South Side/ Chicago abandoned building
Chicago Department of Cultural Affairs
The ground floor façade of a decaying three-story residential/commercial building, highly visible to US Highway 41 traffic, provides a symbolic backdrop to articulate the dynamics between Alzheimers patients, their caregivers, and society.
Largely invisible to the public, the family caregivers of Alzheimers patients struggle daily with the difficult behaviors of loved ones. The experiences of a group of these caregivers—mostly female African-Americans from Chicago's South Side—were collected during community outreach with lay caregivers—usually daughters, nieces, or granddaughters of the patient—who were severely impacted by the onslaught of dementia in their relatives.

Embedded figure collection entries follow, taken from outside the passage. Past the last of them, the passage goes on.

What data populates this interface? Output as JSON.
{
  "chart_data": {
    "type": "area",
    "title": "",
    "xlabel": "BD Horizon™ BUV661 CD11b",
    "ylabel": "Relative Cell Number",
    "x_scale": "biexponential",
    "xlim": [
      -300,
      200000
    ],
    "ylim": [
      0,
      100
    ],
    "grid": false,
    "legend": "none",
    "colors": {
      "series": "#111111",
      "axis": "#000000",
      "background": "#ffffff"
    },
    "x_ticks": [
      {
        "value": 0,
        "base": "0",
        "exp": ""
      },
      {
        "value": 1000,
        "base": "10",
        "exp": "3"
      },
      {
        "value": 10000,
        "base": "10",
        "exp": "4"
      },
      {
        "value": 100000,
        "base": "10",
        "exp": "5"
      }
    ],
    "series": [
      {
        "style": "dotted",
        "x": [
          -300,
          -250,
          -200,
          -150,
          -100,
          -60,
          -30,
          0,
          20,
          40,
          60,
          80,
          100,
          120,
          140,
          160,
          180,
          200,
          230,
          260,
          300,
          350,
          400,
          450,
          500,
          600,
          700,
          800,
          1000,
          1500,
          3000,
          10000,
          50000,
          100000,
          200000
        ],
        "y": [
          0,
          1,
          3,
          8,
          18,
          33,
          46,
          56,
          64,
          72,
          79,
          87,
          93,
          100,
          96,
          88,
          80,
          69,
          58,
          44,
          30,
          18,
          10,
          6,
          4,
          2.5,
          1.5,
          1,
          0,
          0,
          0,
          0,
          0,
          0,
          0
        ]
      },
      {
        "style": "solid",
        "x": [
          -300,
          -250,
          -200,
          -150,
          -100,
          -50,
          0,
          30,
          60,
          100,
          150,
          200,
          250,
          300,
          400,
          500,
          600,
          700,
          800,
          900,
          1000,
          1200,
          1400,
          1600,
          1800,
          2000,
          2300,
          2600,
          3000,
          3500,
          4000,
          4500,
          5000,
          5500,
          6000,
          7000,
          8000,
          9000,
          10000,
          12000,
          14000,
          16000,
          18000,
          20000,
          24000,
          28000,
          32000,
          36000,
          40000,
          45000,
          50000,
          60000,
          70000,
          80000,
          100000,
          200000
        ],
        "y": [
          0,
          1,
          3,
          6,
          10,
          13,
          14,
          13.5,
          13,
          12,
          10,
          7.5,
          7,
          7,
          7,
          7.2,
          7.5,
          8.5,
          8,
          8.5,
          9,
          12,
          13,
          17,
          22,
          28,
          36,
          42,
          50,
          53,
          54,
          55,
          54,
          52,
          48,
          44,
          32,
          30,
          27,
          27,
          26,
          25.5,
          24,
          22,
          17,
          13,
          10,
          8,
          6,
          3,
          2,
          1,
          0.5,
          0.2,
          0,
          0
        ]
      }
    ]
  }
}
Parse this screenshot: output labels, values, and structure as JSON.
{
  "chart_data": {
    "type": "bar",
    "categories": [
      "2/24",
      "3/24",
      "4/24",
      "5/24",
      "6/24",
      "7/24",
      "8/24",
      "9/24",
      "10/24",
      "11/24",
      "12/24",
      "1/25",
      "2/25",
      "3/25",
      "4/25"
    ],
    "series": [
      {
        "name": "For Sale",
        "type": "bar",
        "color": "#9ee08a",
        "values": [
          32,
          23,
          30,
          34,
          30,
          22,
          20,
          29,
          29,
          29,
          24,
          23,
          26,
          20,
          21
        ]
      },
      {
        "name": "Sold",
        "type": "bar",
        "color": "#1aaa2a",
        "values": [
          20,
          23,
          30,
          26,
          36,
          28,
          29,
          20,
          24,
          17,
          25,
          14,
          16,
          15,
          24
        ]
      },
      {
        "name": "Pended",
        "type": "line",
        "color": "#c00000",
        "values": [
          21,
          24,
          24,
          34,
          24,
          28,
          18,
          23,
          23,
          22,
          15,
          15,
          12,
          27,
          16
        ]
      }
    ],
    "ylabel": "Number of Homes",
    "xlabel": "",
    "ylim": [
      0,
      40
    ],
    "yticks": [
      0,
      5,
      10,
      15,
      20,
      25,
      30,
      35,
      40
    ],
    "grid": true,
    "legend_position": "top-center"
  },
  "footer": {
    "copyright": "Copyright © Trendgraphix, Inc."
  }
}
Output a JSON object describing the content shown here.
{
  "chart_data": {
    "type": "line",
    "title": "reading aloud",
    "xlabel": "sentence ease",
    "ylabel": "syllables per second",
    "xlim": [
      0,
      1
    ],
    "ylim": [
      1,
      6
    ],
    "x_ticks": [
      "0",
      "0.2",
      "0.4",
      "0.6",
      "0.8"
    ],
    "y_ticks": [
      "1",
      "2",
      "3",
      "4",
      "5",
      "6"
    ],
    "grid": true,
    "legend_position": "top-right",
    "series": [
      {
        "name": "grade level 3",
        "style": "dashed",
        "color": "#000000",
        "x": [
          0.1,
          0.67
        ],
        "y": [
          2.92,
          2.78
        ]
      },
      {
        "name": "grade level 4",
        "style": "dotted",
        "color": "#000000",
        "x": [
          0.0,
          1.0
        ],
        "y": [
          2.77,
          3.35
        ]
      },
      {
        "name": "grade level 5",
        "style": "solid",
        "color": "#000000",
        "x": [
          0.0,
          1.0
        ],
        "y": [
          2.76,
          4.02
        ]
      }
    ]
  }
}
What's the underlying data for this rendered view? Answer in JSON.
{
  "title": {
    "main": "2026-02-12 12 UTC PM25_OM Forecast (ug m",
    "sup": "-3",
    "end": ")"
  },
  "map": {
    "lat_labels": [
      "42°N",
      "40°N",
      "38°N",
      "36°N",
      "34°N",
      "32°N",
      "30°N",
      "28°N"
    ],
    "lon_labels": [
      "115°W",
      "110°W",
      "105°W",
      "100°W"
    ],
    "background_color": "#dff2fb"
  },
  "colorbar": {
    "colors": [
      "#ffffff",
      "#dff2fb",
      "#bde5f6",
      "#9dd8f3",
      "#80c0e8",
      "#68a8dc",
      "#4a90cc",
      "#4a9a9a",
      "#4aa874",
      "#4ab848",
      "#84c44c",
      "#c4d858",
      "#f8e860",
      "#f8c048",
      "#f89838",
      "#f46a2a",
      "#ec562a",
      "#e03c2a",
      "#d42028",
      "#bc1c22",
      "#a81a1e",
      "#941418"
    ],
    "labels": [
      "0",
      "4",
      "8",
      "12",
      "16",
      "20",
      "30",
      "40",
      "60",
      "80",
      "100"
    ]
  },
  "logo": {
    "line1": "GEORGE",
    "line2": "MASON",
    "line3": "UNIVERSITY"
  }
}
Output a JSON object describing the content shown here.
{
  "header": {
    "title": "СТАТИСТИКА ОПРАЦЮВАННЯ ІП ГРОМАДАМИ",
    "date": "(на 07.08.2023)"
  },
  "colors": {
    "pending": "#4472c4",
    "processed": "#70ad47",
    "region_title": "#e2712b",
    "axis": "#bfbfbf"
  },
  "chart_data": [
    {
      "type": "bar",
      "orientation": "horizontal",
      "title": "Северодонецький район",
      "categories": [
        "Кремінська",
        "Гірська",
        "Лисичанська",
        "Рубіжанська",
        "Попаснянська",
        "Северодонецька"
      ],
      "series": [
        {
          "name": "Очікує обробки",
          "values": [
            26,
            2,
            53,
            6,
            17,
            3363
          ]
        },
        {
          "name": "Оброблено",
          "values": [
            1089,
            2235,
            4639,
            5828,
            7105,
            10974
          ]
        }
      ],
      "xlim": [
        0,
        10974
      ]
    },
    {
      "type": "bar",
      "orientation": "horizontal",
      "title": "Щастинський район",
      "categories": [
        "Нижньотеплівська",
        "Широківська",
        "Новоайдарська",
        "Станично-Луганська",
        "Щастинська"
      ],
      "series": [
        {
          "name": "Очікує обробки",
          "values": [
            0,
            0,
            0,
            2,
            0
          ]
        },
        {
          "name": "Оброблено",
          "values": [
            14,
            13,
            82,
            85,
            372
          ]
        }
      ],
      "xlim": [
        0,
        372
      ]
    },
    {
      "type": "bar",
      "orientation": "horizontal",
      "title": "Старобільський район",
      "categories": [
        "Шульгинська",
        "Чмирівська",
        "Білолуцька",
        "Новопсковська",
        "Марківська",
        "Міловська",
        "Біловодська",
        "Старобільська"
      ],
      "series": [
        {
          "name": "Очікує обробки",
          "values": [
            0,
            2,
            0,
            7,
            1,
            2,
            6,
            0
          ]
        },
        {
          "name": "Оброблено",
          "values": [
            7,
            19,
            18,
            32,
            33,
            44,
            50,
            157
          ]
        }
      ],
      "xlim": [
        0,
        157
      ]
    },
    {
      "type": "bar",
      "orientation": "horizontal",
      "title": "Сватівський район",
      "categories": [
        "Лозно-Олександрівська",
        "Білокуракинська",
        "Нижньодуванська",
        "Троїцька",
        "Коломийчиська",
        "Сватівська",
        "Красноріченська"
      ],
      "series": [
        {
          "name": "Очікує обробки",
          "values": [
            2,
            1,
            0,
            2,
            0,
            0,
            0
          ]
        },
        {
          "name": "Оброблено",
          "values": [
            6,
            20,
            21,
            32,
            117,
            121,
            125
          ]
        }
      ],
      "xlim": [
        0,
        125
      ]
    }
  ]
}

Using the security gates that enclose the storefront to metaphorically trap the caregivers’ collected testimonies, attached torqued Plexiglas panels articulate the descending metaphor of the security gate enclosure, blocking access to the decaying building within. Descriptive words on these panels—Paranoid, Spacey, Abusive—suggest the symptoms and behaviors that dementia victims unknowingly inflict upon their family caregivers.
Behind these vertical yellow and orange forms are large green panels with texts taken directly from outreach group interviews with family caregivers: I'm stranded. My family is in denial. You want to run away from home. I might have it. Develop a thicker skin…
Constructed of machined aluminum, acrylic-resin panels, and die-cut vinyl.